For my project, I set out to explore what happens when we integrate these KAN layers into a lightweight language model called SmolLM2, training and testing it on a smol-smoltalk dataset.
Setting the Stage: SmolLM2 Meets KAN
The original SmolLM2 has 135 million parameters and 30 transformer blocks—plenty of moving parts. To keep things manageable during the initial phase, I created a mini version of the model with just 3 blocks and a trimmed-down vocabulary. This setup let me test dozens of KAN variations quickly, using a simple text classification task (AGNews) as a playground before moving on to full-scale language modeling.
Despite working with a simplified model, I managed to successfully train a full 30-block KAN-based SmolLM2. That model even passed challenging language benchmarks with flying colors—matching the performance of the original, linear-layer version. That’s a big win.
What Worked (and What Didn’t)
Along the way, I tried out a variety of KAN flavors: spline-based, radial basis functions (RBF), rational functions, and no fewer than eight types of orthogonal polynomials—like Chebyshev, Legendre, and Hermite. Each one brings its own quirks, strengths, and training times.
Some key takeaways:
- Chebyshev (second kind) with a low polynomial degree (just 2!) delivered the best speed/accuracy trade-off.
- Jacobi and Gegenbauer polynomials edged slightly ahead in raw accuracy but required much longer training times.
- Replacing each linear layer with a KAN version (keeping parameter count similar) worked fine—but layering them in parallel or sequence didn’t add much.
- A baseline with regular linear layers still performed slightly better (60.8% vs. 60.3%), but KANs showed they can come close with room for optimization.
Why This Matters
What’s compelling is not just that KANs can work, but that they bring some appealing properties:
- Parameter efficiency: Good performance with fewer or similarly-sized layers.
- Flexibility: They adapt well to existing hyperparameters—less fine-tuning needed.
- Stability: They run smoothly in fp16 (a lower-precision format), which is critical for efficient training.

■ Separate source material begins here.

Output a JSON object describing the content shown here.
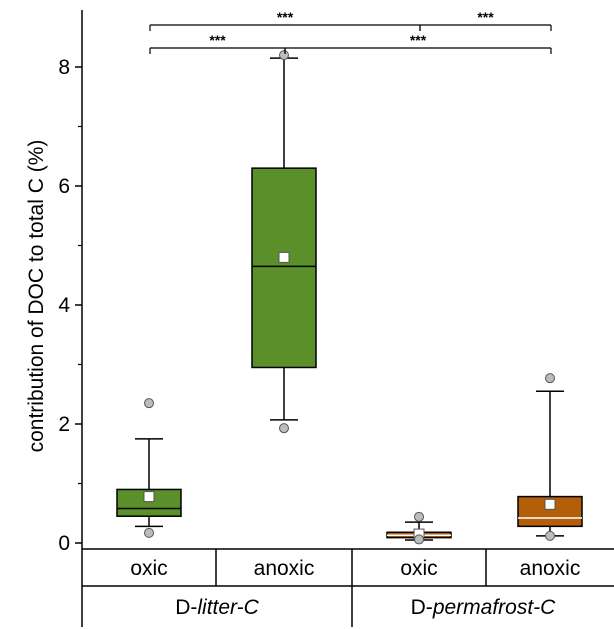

- Potential for richer activations: Some existing projects still rely on activations like ReLU or SiLU alongside KANs. But I found KANs alone could learn well without them, opening up more dynamic architectures in the future.
What’s Next
With the heavy lifting done, code written, models trained, ideas tested, the remainder of the project is focused on refinement. That means more training on generative tasks, better tuning of polynomial degrees, smarter initialization strategies, and potentially making KAN-based layers more plug-and-play.
The fact that a fully KAN-powered SmolLM2 can hold its own on tough language benchmarks is more than just a proof of concept. It’s a hint that we might not have to keep scaling models indefinitely to get better performance. Instead, we can get more from each parameter, by changing how the model thinks.